The trouble had been brewing for years. Nationalists were agitating for Italian unification, Catholics vied for Popish prominence, but the intelligentsia was united in believing the Austrians would have to go. Manzoni’s great novel, I Promessi Spossi, had been published in 1827 and was understood by many to be a thinly veiled critique of the oppressor. Austrian rule was slow, beaurocratic, and largely unsympathetic to the needs of its conquered people. Food riots raged throughout the 1840s as Italian agriculture suffered heavy competition from more efficient producers in the Austrian empire. Taxes were high and collected punctiliously.
On New Year’s day in 1848 a note was posted on the ancient Roman statue, the Omm de Preja (Man of Stone) – a ‘talking statue’, a focal point for political cartoons and sloganeering – urging the people to boycott two major Austrian monopolies: tobacco and gambling.
These businesses were worth around five million lire a year. Tempers flared and people took to the streets. Clearly no expert in low-level diplomacy, the viceroy of Lombardy supplied his police with quantities of brandy and ordered them out ostentatiously smoking cigars. Drunk and disorderly they attacked passersby, trying to force them to smoke, often at knifepoint. After a few days of exchanged insults and attacks a street battle broke out and the military charged at the crowds with their bayonets. Five men died and almost eighty were wounded. The head of the Austrian army, the eighty-two year old Field Marshal Radetzky, was appalled at the actions of his troops and confined them to barracks for five days.
Peace returned to the streets, but in March news came that Vienna was in turmoil as the Chancellor of State and anti-Italian unification politician, Metternich, had been dismissed. Venice had revolted and the kingdom of Sardinia was on the rise. The flame of rebellion reignited and the population once again took to the streets. Surprised, Radetzky barracked himself and his 8,000 troops inside the Castello Sforzesco, also holding the Duomo, which swiftly and shamefully became an effective firing range. The Milanese raided museums and cellars for ancient weaponry they could use against the Austrian soldiers. This was March 18th and the beginning of what became known as the Cinque Giornate, and the First War of Italian Independence.
There are many bloody and dramatic paintings depicting the struggle at the Museo di Milano e Storia Contemporanea on via Sant Andrea 6, near Via Montenapoleone. One can see houses emptied of furniture with huge barricades of tables and wardrobes raised in the streets. Desperate homeowners crouch at windows and rooftops shooting at the advancing Austrians.

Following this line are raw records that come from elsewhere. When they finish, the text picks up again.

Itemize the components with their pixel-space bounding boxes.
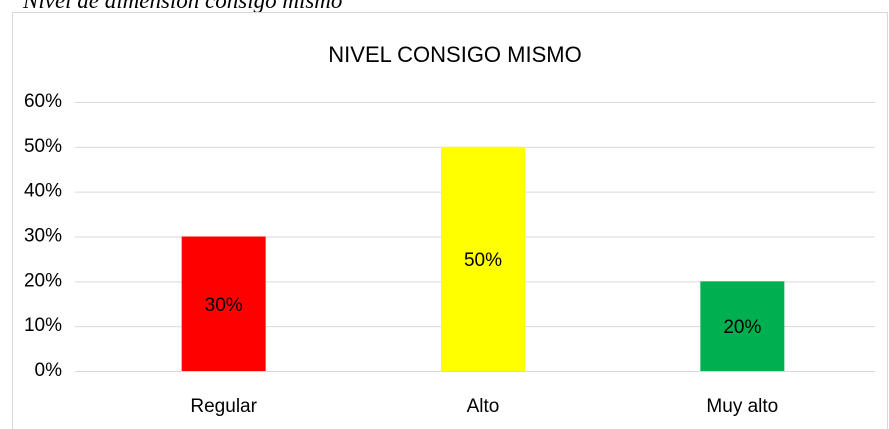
y-tick-label: 50% bbox=[24, 136, 62, 157]
chart-title: NIVEL CONSIGO MISMO bbox=[328, 42, 581, 67]
x-tick-label: Regular bbox=[190, 396, 257, 417]
y-tick-label: 30% bbox=[24, 226, 62, 247]
x-tick-label: Muy alto bbox=[706, 396, 778, 417]
y-tick-label: 40% bbox=[24, 181, 62, 202]
caption: Nivel de dimensión consigo mismo bbox=[22, 0, 342, 13]
bar bbox=[441, 146, 525, 371]
bar bbox=[700, 281, 785, 371]
y-tick-label: 60% bbox=[24, 91, 62, 112]
y-tick-label: 20% bbox=[24, 270, 62, 291]
y-tick-label: 0% bbox=[35, 360, 63, 381]
y-tick-label: 10% bbox=[24, 315, 62, 336]
bar bbox=[181, 236, 266, 371]
x-tick-label: Alto bbox=[467, 396, 500, 417]
value-label: 20% bbox=[723, 317, 761, 338]
value-label: 50% bbox=[464, 250, 502, 271]
value-label: 30% bbox=[205, 295, 243, 316]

On March 20th they took back the Duomo and hung an Italian flag across the Madoninna statue on her summit and he city formed a council of war. Ideological differences were set aside and Mayor Cabrio Casati led the push, supported by Republican journalist Carlo Cattaneo. First and ingeniously they turned their attention to building hot air balloons, which could then travel over the walls and call on the Piedemont army and the agricultural peasantry to join in the fight. Effective communications within the town were achieved by the courageous ‘Martinitt’ children from an orphanage of the same name, who worked as message carriers, running through the streets in peril of their lives as shots rang out around their heads.
Radetsky fought the people for three days before offering a truce, which Cattaneo rejected. Finally, a military school professor, Carnevali, suggested using mobile barricades: wet bundles three meters wide, which wouldn’t catch fire as the men rolled them in front, shielding themselves from Austrian bullets. Intense fighting combined with the threat of the arriving army and peasantry forced Radetzky to plan a withdrawal, which he carried out overnight from Porta Tosa. Much blood was shed here, and the gate was thereafter known as Porta Vittoria. Milan celebrated her victory and independence on March 22nd, although it was not to be long-lasting.
This final bloody battle is also commemorated by what is now known as Piazza Cinque Giornate, near Porta Vittoria, home to an imposing obelisk monument, designed by Giuseppe Grandi. The granite base conceals a crypt where remains of many of the fallen were interred; their names can be seen carved around the central column. The fight is personified in the figures of several rather scantily clad women carved out of the rock, and a lion symbolized the heroism of the Milanese, while an eagle tells of the ferocious Austrian oppression. The Omm de Preja has moved from his wartime location on via San Pietro Orto, and can now be seen on Corso Vittorio Emmanuele, 13.